The mission I had chosen to accept would be a long and arduous one, there was no doubt about that. Three previous search and rescue teams had spent a collective six years on this project and had come back discouraged and defeated.
“How did you find me, anyway?” my particular set of skills necessarily clandestine.
“Your credentials and success rate were brought to our attention quite by accident while we were working another cold case. It is better for all concerned that we do not reveal to you the specifics or our source.”
Cutting edge technology had served me well over the years, combined with an uncanny ability to recognize the value of new tools for my profession. My newest acquisition promised to surpass even my expectations.
MAVIS (Maverick in Search), a glorified amphibious catamaran, was outfitted with the latest gadgets and would single-handedly aid the island search for the proverbial needle in a haystack, it's souped-up engine at the ready with a simple switch flick.
Spartus Island was a local anomaly for its very remoteness. Most tested its mysterious pristine nature only once, not willing to hack their way through vines thick enough to strangle an elephant, only to be rewarded by a bad case of poison ivy or a body covered with mammoth mosquito bites. Some, like me, however, were still drawn to its banks if only to admire a place that humanity had not yet conquered.

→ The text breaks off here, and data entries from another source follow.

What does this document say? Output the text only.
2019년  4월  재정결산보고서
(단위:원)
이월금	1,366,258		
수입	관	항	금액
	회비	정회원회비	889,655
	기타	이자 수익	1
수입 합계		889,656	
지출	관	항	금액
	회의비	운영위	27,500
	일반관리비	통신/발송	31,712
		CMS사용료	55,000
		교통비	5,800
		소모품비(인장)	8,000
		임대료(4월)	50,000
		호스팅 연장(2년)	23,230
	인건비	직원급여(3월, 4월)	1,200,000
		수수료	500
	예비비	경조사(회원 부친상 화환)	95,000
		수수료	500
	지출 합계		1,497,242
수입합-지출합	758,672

That is why, six years ago, when a tourist unwittingly stumbled upon a stashed cache of BRINKS money bags, law enforcement was duty-bound to solve the crime theft. Dr. Ratify, a retired botany professor, had been climbing a hill on Spartus to view a magnificent plant of the rare Casuarinaceae family, when he tripped on a partially covered tree root, falling headlong over a precipice onto some brush below. He was as surprised as anyone else, when, underneath the foliage, a stash of BRINKS canvas money sacks was found to have cushioned his fall!

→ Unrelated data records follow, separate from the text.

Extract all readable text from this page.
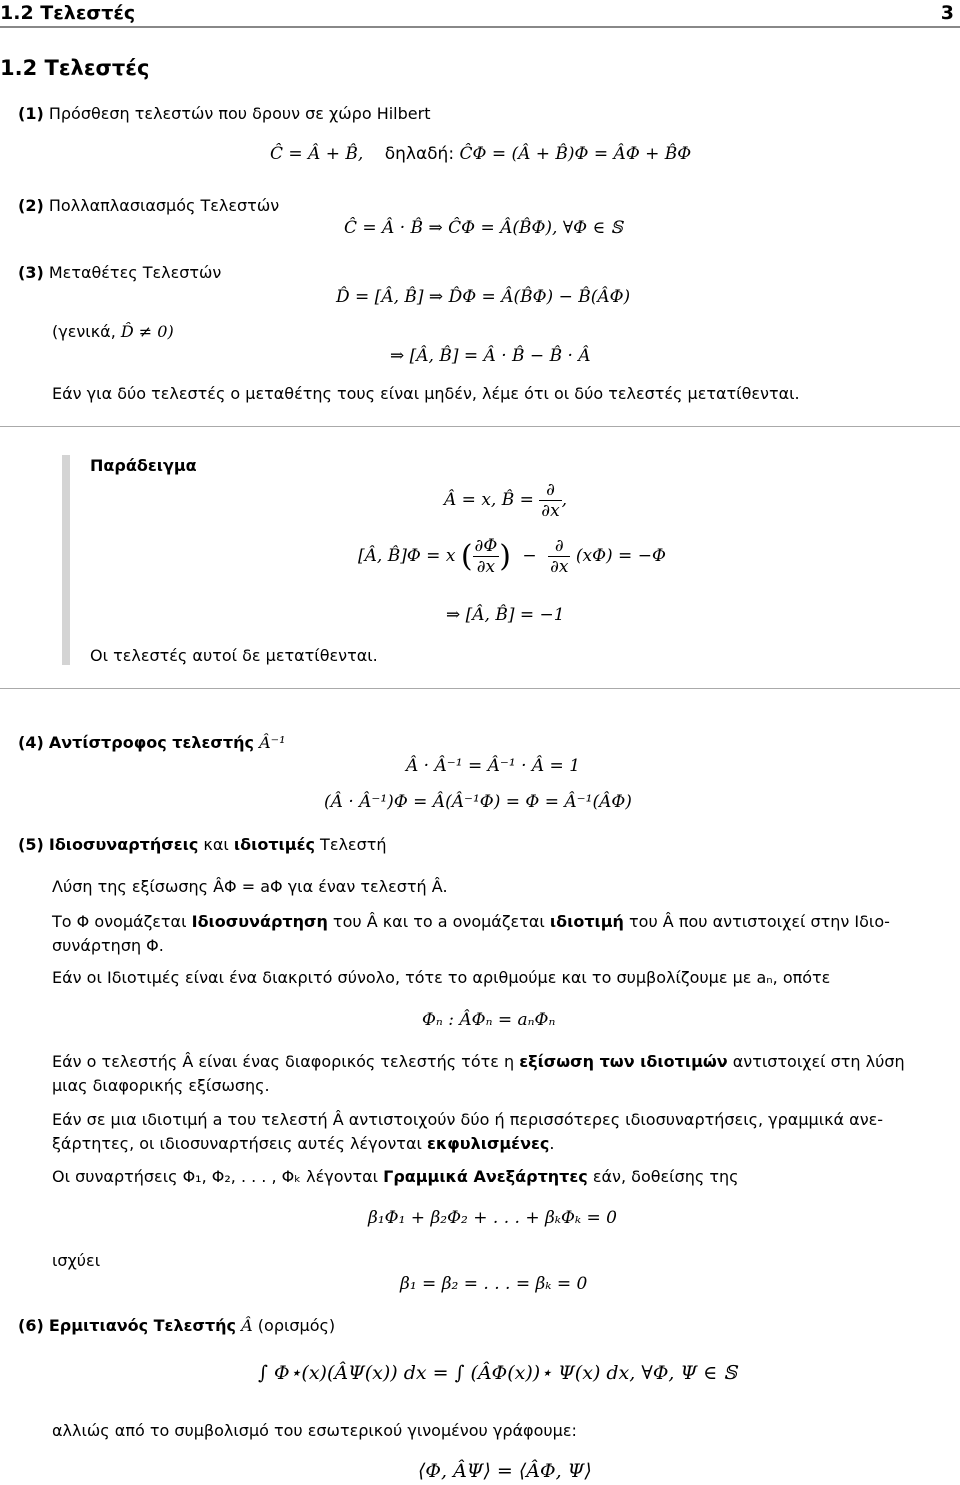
1.2 Τελεστές	3
1.2 Τελεστές
(1) Πρόσθεση τελεστών που δρουν σε χώρο Hilbert
Ĉ = Â + B̂, δηλαδή: ĈΦ = (Â + B̂)Φ = ÂΦ + B̂Φ
(2) Πολλαπλασιασμός Τελεστών
Ĉ = Â · B̂ ⇒ ĈΦ = Â(B̂Φ), ∀Φ ∈ 𝕊
(3) Μεταθέτες Τελεστών
D̂ = [Â, B̂] ⇒ D̂Φ = Â(B̂Φ) − B̂(ÂΦ)
(γενικά, D̂ ≠ 0)
⇒ [Â, B̂] = Â · B̂ − B̂ · Â
Εάν για δύο τελεστές ο μεταθέτης τους είναι μηδέν, λέμε ότι οι δύο τελεστές μετατίθενται.
Παράδειγμα
Â = x, B̂ = $\frac{\partial}{\partial x}$ ,
[Â, B̂]Φ = x ( $\frac{\partial\Phi}{\partial x}$ ) − $\frac{\partial}{\partial x} (x\Phi) = -\Phi$
⇒ [Â, B̂] = −1
Οι τελεστές αυτοί δε μετατίθενται.
(4) Αντίστροφος τελεστής Â⁻¹
Â · Â⁻¹ = Â⁻¹ · Â = 1
(Â · Â⁻¹)Φ = Â(Â⁻¹Φ) = Φ = Â⁻¹(ÂΦ)
(5) Ιδιοσυναρτήσεις και ιδιοτιμές Τελεστή
Λύση της εξίσωσης ÂΦ = aΦ για έναν τελεστή Â.
Το Φ ονομάζεται Ιδιοσυνάρτηση του Â και το a ονομάζεται ιδιοτιμή του Â που αντιστοιχεί στην Ιδιο-
συνάρτηση Φ.
Εάν οι Ιδιοτιμές είναι ένα διακριτό σύνολο, τότε το αριθμούμε και το συμβολίζουμε με aₙ, οπότε
Φₙ : ÂΦₙ = aₙΦₙ
Εάν ο τελεστής Â είναι ένας διαφορικός τελεστής τότε η εξίσωση των ιδιοτιμών αντιστοιχεί στη λύση
μιας διαφορικής εξίσωσης.
Εάν σε μια ιδιοτιμή a του τελεστή Â αντιστοιχούν δύο ή περισσότερες ιδιοσυναρτήσεις, γραμμικά ανε-
ξάρτητες, οι ιδιοσυναρτήσεις αυτές λέγονται εκφυλισμένες.
Οι συναρτήσεις Φ₁, Φ₂, . . . , Φₖ λέγονται Γραμμικά Ανεξάρτητες εάν, δοθείσης της
β₁Φ₁ + β₂Φ₂ + . . . + βₖΦₖ = 0
ισχύει
β₁ = β₂ = . . . = βₖ = 0
(6) Ερμιτιανός Τελεστής Â (ορισμός)
∫ Φ⋆(x)(ÂΨ(x)) dx = ∫ (ÂΦ(x))⋆ Ψ(x) dx, ∀Φ, Ψ ∈ 𝕊
αλλιώς από το συμβολισμό του εσωτερικού γινομένου γράφουμε:
⟨Φ, ÂΨ⟩ = ⟨ÂΦ, Ψ⟩
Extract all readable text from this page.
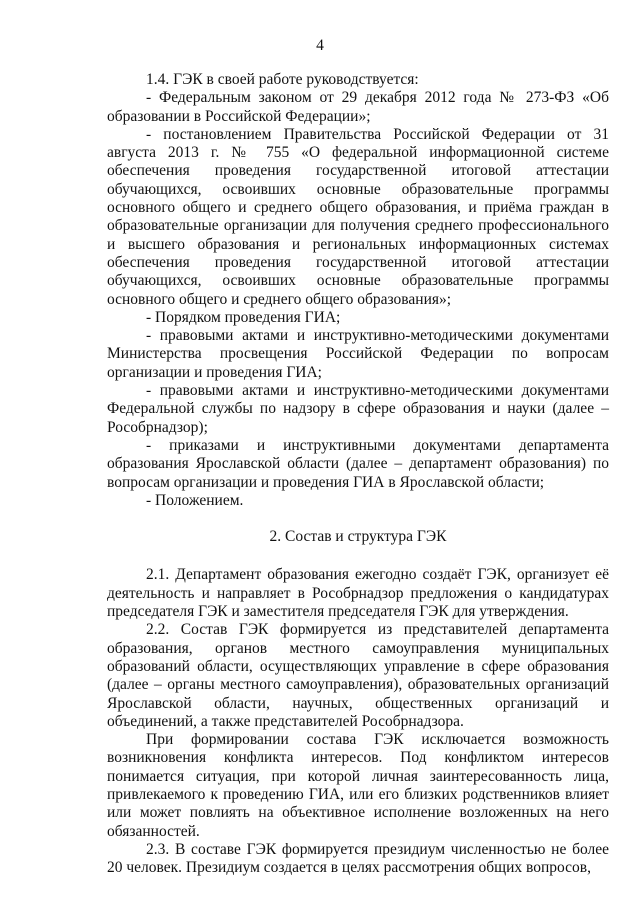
4

1.4. ГЭК в своей работе руководствуется:

- Федеральным законом от 29 декабря 2012 года № 273-ФЗ «Об образовании в Российской Федерации»;

- постановлением Правительства Российской Федерации от 31 августа 2013 г. № 755 «О федеральной информационной системе обеспечения проведения государственной итоговой аттестации обучающихся, освоивших основные образовательные программы основного общего и среднего общего образования, и приёма граждан в образовательные организации для получения среднего профессионального и высшего образования и региональных информационных системах обеспечения проведения государственной итоговой аттестации обучающихся, освоивших основные образовательные программы основного общего и среднего общего образования»;

- Порядком проведения ГИА;

- правовыми актами и инструктивно-методическими документами Министерства просвещения Российской Федерации по вопросам организации и проведения ГИА;

- правовыми актами и инструктивно-методическими документами Федеральной службы по надзору в сфере образования и науки (далее – Рособрнадзор);

- приказами и инструктивными документами департамента образования Ярославской области (далее – департамент образования) по вопросам организации и проведения ГИА в Ярославской области;

- Положением.

2. Состав и структура ГЭК

2.1. Департамент образования ежегодно создаёт ГЭК, организует её деятельность и направляет в Рособрнадзор предложения о кандидатурах председателя ГЭК и заместителя председателя ГЭК для утверждения.

2.2. Состав ГЭК формируется из представителей департамента образования, органов местного самоуправления муниципальных образований области, осуществляющих управление в сфере образования (далее – органы местного самоуправления), образовательных организаций Ярославской области, научных, общественных организаций и объединений, а также представителей Рособрнадзора.

При формировании состава ГЭК исключается возможность возникновения конфликта интересов. Под конфликтом интересов понимается ситуация, при которой личная заинтересованность лица, привлекаемого к проведению ГИА, или его близких родственников влияет или может повлиять на объективное исполнение возложенных на него обязанностей.

2.3. В составе ГЭК формируется президиум численностью не более 20 человек. Президиум создается в целях рассмотрения общих вопросов,
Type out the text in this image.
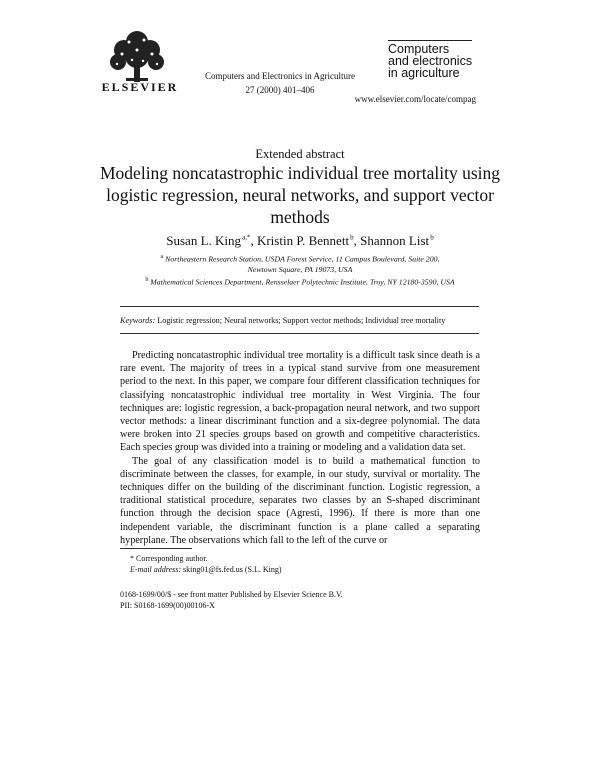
ELSEVIER
Computers and Electronics in Agriculture
27 (2000) 401–406
Computers
and electronics
in agriculture
www.elsevier.com/locate/compag
Extended abstract
Modeling noncatastrophic individual tree mortality using logistic regression, neural networks, and support vector methods
Susan L. King $^{a,*}$, Kristin P. Bennett $^b$, Shannon List $^b$
$^a$ Northeastern Research Station, USDA Forest Service, 11 Campus Boulevard, Suite 200,
Newtown Square, PA 19073, USA
$^b$ Mathematical Sciences Department, Rensselaer Polytechnic Institute, Troy, NY 12180-3590, USA
Keywords: Logistic regression; Neural networks; Support vector methods; Individual tree mortality

Predicting noncatastrophic individual tree mortality is a difficult task since death is a rare event. The majority of trees in a typical stand survive from one measurement period to the next. In this paper, we compare four different classification techniques for classifying noncatastrophic individual tree mortality in West Virginia. The four techniques are: logistic regression, a back-propagation neural network, and two support vector methods: a linear discriminant function and a six-degree polynomial. The data were broken into 21 species groups based on growth and competitive characteristics. Each species group was divided into a training or modeling and a validation data set.

The goal of any classification model is to build a mathematical function to discriminate between the classes, for example, in our study, survival or mortality. The techniques differ on the building of the discriminant function. Logistic regression, a traditional statistical procedure, separates two classes by an S-shaped discriminant function through the decision space (Agresti, 1996). If there is more than one independent variable, the discriminant function is a plane called a separating hyperplane. The observations which fall to the left of the curve or

* Corresponding author.
E-mail address: sking01@fs.fed.us (S.L. King)
0168-1699/00/$ - see front matter Published by Elsevier Science B.V.
PII: S0168-1699(00)00106-X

His discovery and subsequent visit to the Brakesfield Police Station initiated a thorough investigation by agencies that triggered a stampede of treasure seekers to the island almost surpassing the famed California Gold Rush of 1848. The island, still unfriendly to human traipsing, seemed reluctant to produce any other loot or clues to nab a robbery suspect. After a couple of years, interest in Spartus dwindled.
Although the money was traced and delivered back to the bank it originated from, the FBI was still very concerned about a still missing valuable case of diamonds taken from the same BRINKS truck. They further believed that, if found, these jewels would give them the DNA and forensic evidence necessary to convict a person or persons “of interest.”
“Come on, MAVIS, baby, do me proud,” maneuvering through nooks and crannies heretofore unattainable.
Her upscaled minuscule engine revved up for our dozenth search. Equipped with high-tech cameras that could probe previously unaccessible regions, MAVIS valiantly scanned even the thickest trees for any sing of human disturbance, ground cavities already yielding nothing except animal bones or ancient fossils of not particular importance. After three months of fruitless scans and as a last ditch effort, I sent MAVIS down the cliff where Dr. Ratify originally found the BRINKS money sacks. This time, I hand-lengthened her extension appendages below the find site into the expanse below. The cameras beaconed their scopes optimally, funneling into underbrush and blowing loosened nature every which-way, much like a Wizard of Oz tornado.
I caught my breath when a smidgen of bright neon blue flashed across the monitor screen and stalled the engine for further investigation. Sure enough, there WAS definitely something—a piece of blue fabric? Nylon? A parachute? A PARACHUTE! Further scoping scooped up dozens of diamonds sprinkled between the bones . . .
What was left of the harnessed parachuted corpse produced DNA fodder that kept forensic scientists busy for months; but, finally, dental records revealed the identity of one Brandon Carter, one of the FBI's most wanted felons, who had escaped their radar and was thought to have escaped to a distant country.
MAVIS was awarded the Medal of Search Engine Honors, just the beginning of an illustrious career that surpassed even mine.